Muchas glosaban su figura en su doble vertiente, como imagen institucional y como persona concreta, en una síntesis difícil de deslindar en que la persona solía quedar en la penumbra, utilizada como mero soporte de la imagen y de la representación de la reina ideal. Las dos reinas propietarias murieron en Castilla, Isabel en Medina del Campo, Juana en Tordesillas, y ambas acabaron sepultadas en la Capilla Real de Granada. Muy reveladoras fueron las instrucciones dejadas por Isabel en su testamento para ser enterrada de manera muy pobre y humilde, amortajada con un hábito franciscano, en una sepultura en el suelo, bajo una simple lápida con su nombre, en el convento de San Francisco de Granada. Sin embargo, su condición de reina la siguió también en la muerte y su esposo Fernando mandó construir para ambos una espléndida tumba renacentista en la Capilla Real de Granada. En el siglo XVI, Isabel de Portugal murió en Toledo, María Tudor en Londres, Isabel de Valois en Madrid, Anna de Austria en Badajoz camino de Lisboa, donde Felipe II iba para ocupar el trono de Portugal. Todas, menos una, fueron enterradas en el Real Monasterio de San Lorenzo de El Escorial. Isabel, primero en Granada, y después fue trasladada al Panteón de Reyes de El Escorial construido por Felipe II para enterramiento de los miembros de la dinastía. El Panteón de Reyes acogió también a Isabel de Valois y Ana de Austria.
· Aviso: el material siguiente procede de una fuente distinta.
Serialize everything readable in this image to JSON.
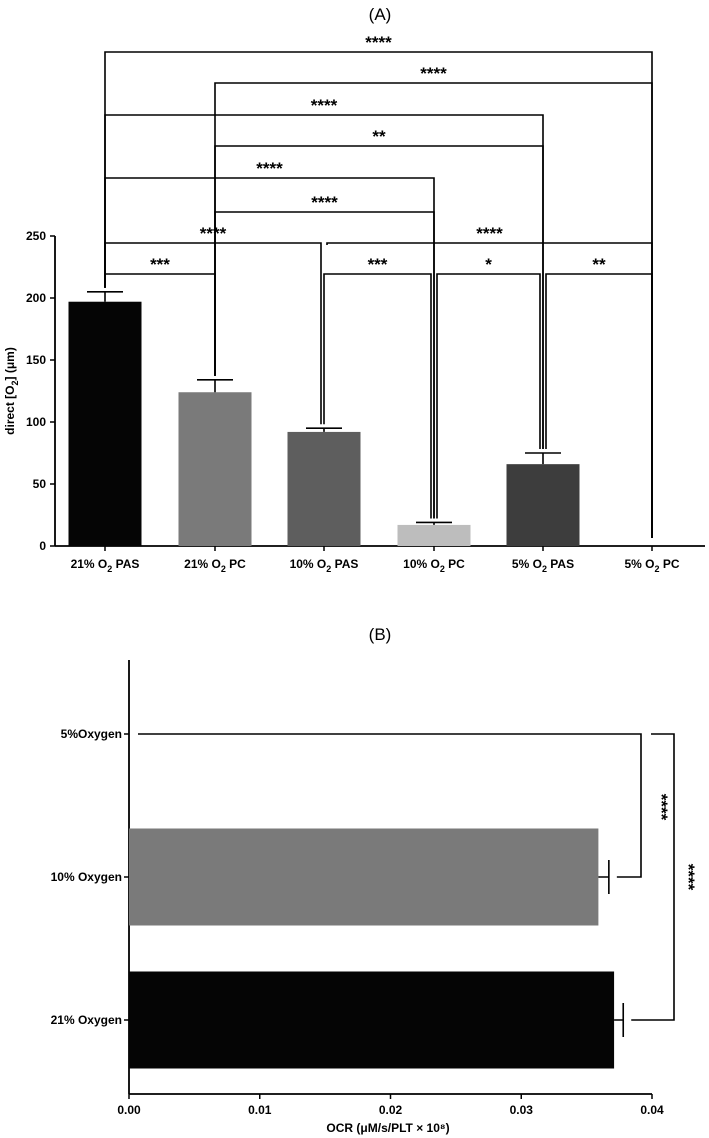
{
  "chart_data": [
    {
      "panel": "(A)",
      "type": "bar",
      "title": "(A)",
      "ylabel": "direct [O2] (μm)",
      "ylabel_parts": [
        "direct [O",
        "2",
        "] (μm)"
      ],
      "ylim": [
        0,
        250
      ],
      "yticks": [
        0,
        50,
        100,
        150,
        200,
        250
      ],
      "ytick_labels": [
        "0",
        "50",
        "100",
        "150",
        "200",
        "250"
      ],
      "categories": [
        {
          "prefix": "21% O",
          "sub": "2",
          "suffix": " PAS"
        },
        {
          "prefix": "21% O",
          "sub": "2",
          "suffix": " PC"
        },
        {
          "prefix": "10% O",
          "sub": "2",
          "suffix": " PAS"
        },
        {
          "prefix": "10% O",
          "sub": "2",
          "suffix": " PC"
        },
        {
          "prefix": "5% O",
          "sub": "2",
          "suffix": " PAS"
        },
        {
          "prefix": "5% O",
          "sub": "2",
          "suffix": " PC"
        }
      ],
      "values": [
        197,
        124,
        92,
        17,
        66,
        0
      ],
      "errors": [
        8,
        10,
        3,
        2,
        9,
        0
      ],
      "colors": [
        "#050505",
        "#7a7a7a",
        "#5e5e5e",
        "#bdbdbd",
        "#3d3d3d",
        "#ffffff"
      ],
      "comparisons": [
        {
          "a": 0,
          "b": 1,
          "label": "***"
        },
        {
          "a": 2,
          "b": 3,
          "label": "***"
        },
        {
          "a": 3,
          "b": 4,
          "label": "*"
        },
        {
          "a": 4,
          "b": 5,
          "label": "**"
        },
        {
          "a": 0,
          "b": 2,
          "label": "****"
        },
        {
          "a": 2,
          "b": 5,
          "label": "****"
        },
        {
          "a": 1,
          "b": 3,
          "label": "****"
        },
        {
          "a": 0,
          "b": 3,
          "label": "****"
        },
        {
          "a": 1,
          "b": 4,
          "label": "**"
        },
        {
          "a": 0,
          "b": 4,
          "label": "****"
        },
        {
          "a": 1,
          "b": 5,
          "label": "****"
        },
        {
          "a": 0,
          "b": 5,
          "label": "****"
        }
      ]
    },
    {
      "panel": "(B)",
      "type": "bar",
      "orientation": "horizontal",
      "title": "(B)",
      "xlabel": "OCR (μM/s/PLT × 10⁸)",
      "xlim": [
        0,
        0.04
      ],
      "xticks": [
        0,
        0.01,
        0.02,
        0.03,
        0.04
      ],
      "xtick_labels": [
        "0.00",
        "0.01",
        "0.02",
        "0.03",
        "0.04"
      ],
      "categories": [
        "5%Oxygen",
        "10% Oxygen",
        "21% Oxygen"
      ],
      "values": [
        0,
        0.0359,
        0.0371
      ],
      "errors": [
        0,
        0.0008,
        0.0007
      ],
      "colors": [
        "#ffffff",
        "#7a7a7a",
        "#050505"
      ],
      "comparisons": [
        {
          "a": 0,
          "b": 1,
          "label": "****"
        },
        {
          "a": 0,
          "b": 2,
          "label": "****"
        }
      ]
    }
  ]
}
La excepción fue María Tudor, reina de Inglaterra, enterrada en la abadía de Westminster en Londres. En el siglo XVII, Isabel de Borbón, Mariana de Austria y María Luisa de Orleans las tres fallecieron en Madrid, Margarita en El Escorial y Mariana de Neoburgo en Guadalajara, todas muertas en España, en Castilla y enterradas en El Escorial, en el Panteón de Reyes. Margarita y Mariana de Austria, como madres de reyes. En el siglo XVIII, cuatro murieron en España, dos en Madrid, María Luisa Gabriela de Saboya y María Amalia de Sajonia, dos en Aranjuez, Isabel de Farnesio y Bárbara de Braganza, otras dos fuera de España, Luisa Isabel de Orleáns en París, pues volvió a Francia al quedarse viuda y María Luisa de Parma en Roma, en el exilio. Los enterramientos fueron en muy diversos lugares. Tres reinas descansan en el Panteón de Reyes de El Escorial: María Luisa Gabriela de Saboya, María Amalia de Sajonia y María Luisa de Parma; Isabel de Farnesio en La Granja de San Ildefonso; Bárbara de Braganza en el Convento de las Salesas Reales de Madrid; Luisa Isabel de Orleans en la iglesia de Saint Sulpice de París. Muchas veces desconocidas a pesar de ser reinas, sus vidas fueron esenciales para la historia de la monarquía española y ocuparon un papel destacado en la historia de España. Aunque excepcionales, las reinas proporcionaron un modelo y una referencia para la vida de millones de otras mujeres comunes y corrientes.